Day One Hot Items:  The Internet of Things, Netflix and Wearable Tech

Wearable tech was all the rage Monday, manifesting in the form of some fascinating product announcements from a variety of companies.  MyBrain Technologies announced the Melomind, a wearable EEG headband designed to reduce stress. Withings also announced the Activite Pop watch, which is one of the few examples of wearable technology that can be worn while swimming. It features an eight-month battery life and can not only track the number of steps that a person takes in a day, but also their overall sleep patterns.

The Internet of Things was also a hot topic of discussion, particularly as the subject of Samsung’s hour-long keynote address. Samsung CEO and President BK Yoon devoted the entire hour to the many ways in which our lives will be connected in the not-too-distant future. During the address, Samsung announced the launch of a subscription service that will alert customers to a variety of issues with electronic devices in their home. CEOs from BMW, SmartThings and a host of other companies also took to the stage to discuss the creation of an open platform in which all devices will work together, regardless of their original manufacturer.

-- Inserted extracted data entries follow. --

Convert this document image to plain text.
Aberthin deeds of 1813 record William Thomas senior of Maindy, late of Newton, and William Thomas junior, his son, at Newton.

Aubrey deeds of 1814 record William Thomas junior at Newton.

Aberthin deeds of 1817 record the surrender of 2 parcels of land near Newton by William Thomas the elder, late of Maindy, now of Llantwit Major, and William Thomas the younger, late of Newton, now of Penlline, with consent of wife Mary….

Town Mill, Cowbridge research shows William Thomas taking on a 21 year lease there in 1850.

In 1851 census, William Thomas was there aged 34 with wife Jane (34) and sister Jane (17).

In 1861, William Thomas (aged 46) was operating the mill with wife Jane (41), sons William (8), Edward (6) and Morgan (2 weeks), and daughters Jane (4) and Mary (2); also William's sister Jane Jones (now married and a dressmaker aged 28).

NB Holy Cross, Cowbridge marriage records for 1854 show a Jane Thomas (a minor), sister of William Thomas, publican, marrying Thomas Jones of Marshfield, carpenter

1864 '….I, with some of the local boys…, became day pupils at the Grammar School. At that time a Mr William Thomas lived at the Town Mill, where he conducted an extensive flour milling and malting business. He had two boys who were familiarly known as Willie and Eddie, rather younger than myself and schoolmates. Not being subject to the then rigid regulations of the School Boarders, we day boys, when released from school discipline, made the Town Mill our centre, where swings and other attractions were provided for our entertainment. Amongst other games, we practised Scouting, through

The Netflix “Recommended TV” Program:  The chief product officer at Netflix, Neil Hunt, announced the imminent launch of a Netflix Recommended TV program. In essence, certain brands of smart TV sets will ship with a “Netflix Recommended TV” logo in 2015, indicating that those particular models will provide viewers with an ideal Netflix experience.

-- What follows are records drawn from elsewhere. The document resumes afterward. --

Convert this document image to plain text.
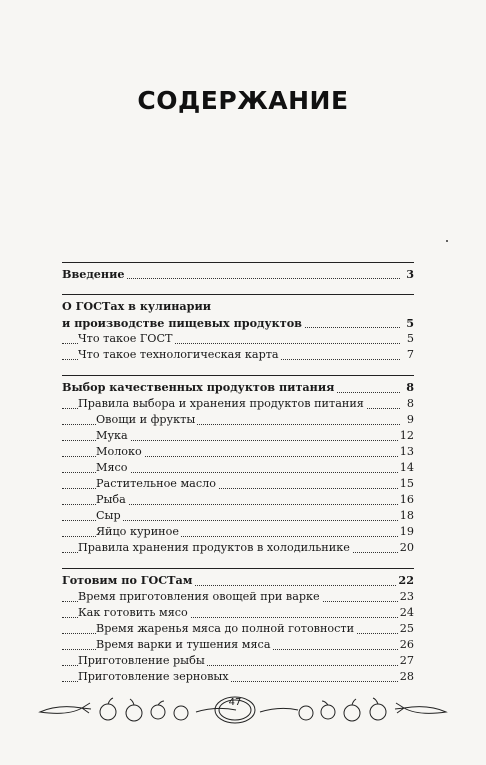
СОДЕРЖАНИЕ
Введение	3
О ГОСТах в кулинарии
и производстве пищевых продуктов	5
Что такое ГОСТ	5
Что такое технологическая карта	7
Выбор качественных продуктов питания	8
Правила выбора и хранения продуктов питания	8
Овощи и фрукты	9
Мука	12
Молоко	13
Мясо	14
Растительное масло	15
Рыба	16
Сыр	18
Яйцо куриное	19
Правила хранения продуктов в холодильнике	20
Готовим по ГОСТам	22
Время приготовления овощей при варке	23
Как готовить мясо	24
Время жаренья мяса до полной готовности	25
Время варки и тушения мяса	26
Приготовление рыбы	27
Приготовление зерновых	28
47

DMA Point of View:  What does all this mean for marketers?  Consumers are getting smarter and savvier when it comes to tech.  As wearable devices and the Internet of Things become more prevalent, and the “quantified self” becomes more a reality, marketers have a lot to learn from the huge wealth data being transmitted.  At the same time, they must continue to respect consumer preferences and keep up with best practices, such as DMA’s Guidelines for Ethical Business Practice, as they zoom forward into the quantified future.  The growth of wearables has opened the doors to a much more granular understanding of consumer behavior through the myriad of instruments that measure physical change. Yet, for all of the “physical” data that Wearables offer, DMA encourages marketers to also consider the emotional mindset of consumers that may not be immediately apparent.  It is this combination of physical data and emotional mindset that makes data-driven marketing truly effective.